The main obstacle to effective automatic speech recognition is the lack of training material, especially for less-resourced languages such as Danish. Fortunately, the recent proliferation of available online content and open-source software has facilitated the collection of such data, lowering the threshold for wider-spread open ASR technology and research. In this regard, recordings of parliamentary sessions and their official reports are an invaluable resource. They are well-curated, ever growing, and openly accessible. Nevertheless, parliamentary speeches and their transcripts are not readily usable for ASR due to issues such as inaccurate timestamps, non-verbatim transcripts, and overly long utterances.

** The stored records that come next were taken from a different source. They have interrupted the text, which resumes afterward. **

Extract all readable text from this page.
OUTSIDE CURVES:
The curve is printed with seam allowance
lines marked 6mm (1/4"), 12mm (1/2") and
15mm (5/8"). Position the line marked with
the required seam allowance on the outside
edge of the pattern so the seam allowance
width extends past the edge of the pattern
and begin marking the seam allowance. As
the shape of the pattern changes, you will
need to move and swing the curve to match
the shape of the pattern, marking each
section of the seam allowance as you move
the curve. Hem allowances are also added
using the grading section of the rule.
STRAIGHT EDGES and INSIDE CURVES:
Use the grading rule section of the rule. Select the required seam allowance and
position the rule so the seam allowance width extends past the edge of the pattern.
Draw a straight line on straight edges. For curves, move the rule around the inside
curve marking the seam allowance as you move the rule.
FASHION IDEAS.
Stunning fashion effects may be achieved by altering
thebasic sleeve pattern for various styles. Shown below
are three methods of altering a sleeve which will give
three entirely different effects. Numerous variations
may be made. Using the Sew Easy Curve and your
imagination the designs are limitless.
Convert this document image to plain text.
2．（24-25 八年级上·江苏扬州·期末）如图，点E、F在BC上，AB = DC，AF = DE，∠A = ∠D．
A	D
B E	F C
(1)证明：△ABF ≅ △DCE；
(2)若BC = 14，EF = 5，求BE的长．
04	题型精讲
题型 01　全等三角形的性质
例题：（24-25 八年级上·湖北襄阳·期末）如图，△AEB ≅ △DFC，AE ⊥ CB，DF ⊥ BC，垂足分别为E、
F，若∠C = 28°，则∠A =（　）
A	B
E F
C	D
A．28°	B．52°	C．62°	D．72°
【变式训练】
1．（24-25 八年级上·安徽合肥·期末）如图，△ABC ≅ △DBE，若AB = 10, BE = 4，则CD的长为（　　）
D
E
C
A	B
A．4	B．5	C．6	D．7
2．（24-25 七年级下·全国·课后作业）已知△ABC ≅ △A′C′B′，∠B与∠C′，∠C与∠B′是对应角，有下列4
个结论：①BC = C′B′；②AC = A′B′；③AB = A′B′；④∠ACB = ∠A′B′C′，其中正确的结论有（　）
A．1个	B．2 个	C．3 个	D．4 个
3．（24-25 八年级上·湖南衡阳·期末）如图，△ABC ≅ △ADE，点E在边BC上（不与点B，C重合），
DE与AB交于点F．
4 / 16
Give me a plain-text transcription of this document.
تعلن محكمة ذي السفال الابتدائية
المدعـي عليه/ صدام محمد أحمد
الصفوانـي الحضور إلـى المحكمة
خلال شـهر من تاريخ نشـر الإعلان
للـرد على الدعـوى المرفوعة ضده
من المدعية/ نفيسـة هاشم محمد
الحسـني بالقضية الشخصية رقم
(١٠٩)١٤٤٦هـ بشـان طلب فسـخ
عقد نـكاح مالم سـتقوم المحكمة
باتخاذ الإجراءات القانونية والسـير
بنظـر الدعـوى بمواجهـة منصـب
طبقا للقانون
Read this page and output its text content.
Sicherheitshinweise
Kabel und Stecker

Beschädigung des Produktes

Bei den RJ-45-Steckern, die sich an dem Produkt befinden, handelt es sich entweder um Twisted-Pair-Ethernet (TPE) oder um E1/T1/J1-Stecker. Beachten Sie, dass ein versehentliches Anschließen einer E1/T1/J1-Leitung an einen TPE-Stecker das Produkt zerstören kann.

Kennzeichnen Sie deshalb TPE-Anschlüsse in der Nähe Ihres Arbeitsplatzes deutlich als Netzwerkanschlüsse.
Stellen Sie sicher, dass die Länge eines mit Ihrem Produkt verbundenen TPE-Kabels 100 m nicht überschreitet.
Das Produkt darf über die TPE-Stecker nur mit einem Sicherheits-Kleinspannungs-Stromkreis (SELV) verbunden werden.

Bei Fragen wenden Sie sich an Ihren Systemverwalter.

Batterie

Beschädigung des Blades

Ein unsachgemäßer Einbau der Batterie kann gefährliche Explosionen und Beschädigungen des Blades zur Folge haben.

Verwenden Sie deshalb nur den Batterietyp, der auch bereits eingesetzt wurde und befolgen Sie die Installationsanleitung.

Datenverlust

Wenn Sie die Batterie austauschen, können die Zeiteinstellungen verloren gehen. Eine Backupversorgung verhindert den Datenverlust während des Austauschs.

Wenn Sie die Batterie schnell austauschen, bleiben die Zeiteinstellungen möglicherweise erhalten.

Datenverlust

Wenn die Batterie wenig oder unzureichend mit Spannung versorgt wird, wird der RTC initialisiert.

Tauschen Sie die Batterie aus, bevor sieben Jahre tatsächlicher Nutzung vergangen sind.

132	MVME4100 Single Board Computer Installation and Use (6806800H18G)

In this paper, we describe the development of a new ASR resource for Danish, FT Speech. It represents the biggest speech corpus for Danish spanning nine years of source material (2010–2019) and advancing Danish from a medium-resource to a high-resource language with respect to open-access speech data [lacunae]. We evaluate baselines for the new corpus and compare them to the ones trained on existing resources. Since parliamentary recordings are released on an ongoing basis, we plan to update the corpus as more source data becomes available.
2 Related Work
Research into ASR for Danish has been rather limited owing to the scarcity of publicly available speech corpora [lacunae]. At present, there are only two public Danish speech corpora: Danish Språkbanken and DanPASS, which were developed under different research questions and objectives.
The more comprehensive of the two, Danish Språkbanken, is included in Språkbanken (Norwegian Language Bank), a collection of open-access and open-source language resources for Norwegian, Swedish, and Danish compiled by Nordisk Språkteknologi (NST). It contains two subsets designed specifically for the development of ASR systems: NST Danish ASR Database (SBRead) [sprakbanken] and NST Danish Dictation (SBDictate) [sprakbanken_dictate].
SBRead is the only public data set suitable for training ASR systems. It contains around 390 hours of phonetically balanced read-aloud speech by a total of 616 speakers, as well as general meta-data about the speakers. A standardized version of this data set was released with a recipe to train ASR systems in the Kaldi repository (sprakbanken) [ASKphd2016]. On the other hand, SBDictate is a smaller data set with roughly 54 hours of speech by 151 speakers aimed at acoustic modeling of automatic dictation. However, despite their size and speaker variety, both of these data sets are limited by their highly contrived nature. Namely, the utterances in these data sets constitute read-aloud sentences or phrases such as personal names, place names, acronyms, numerals, spelled out letters, etc.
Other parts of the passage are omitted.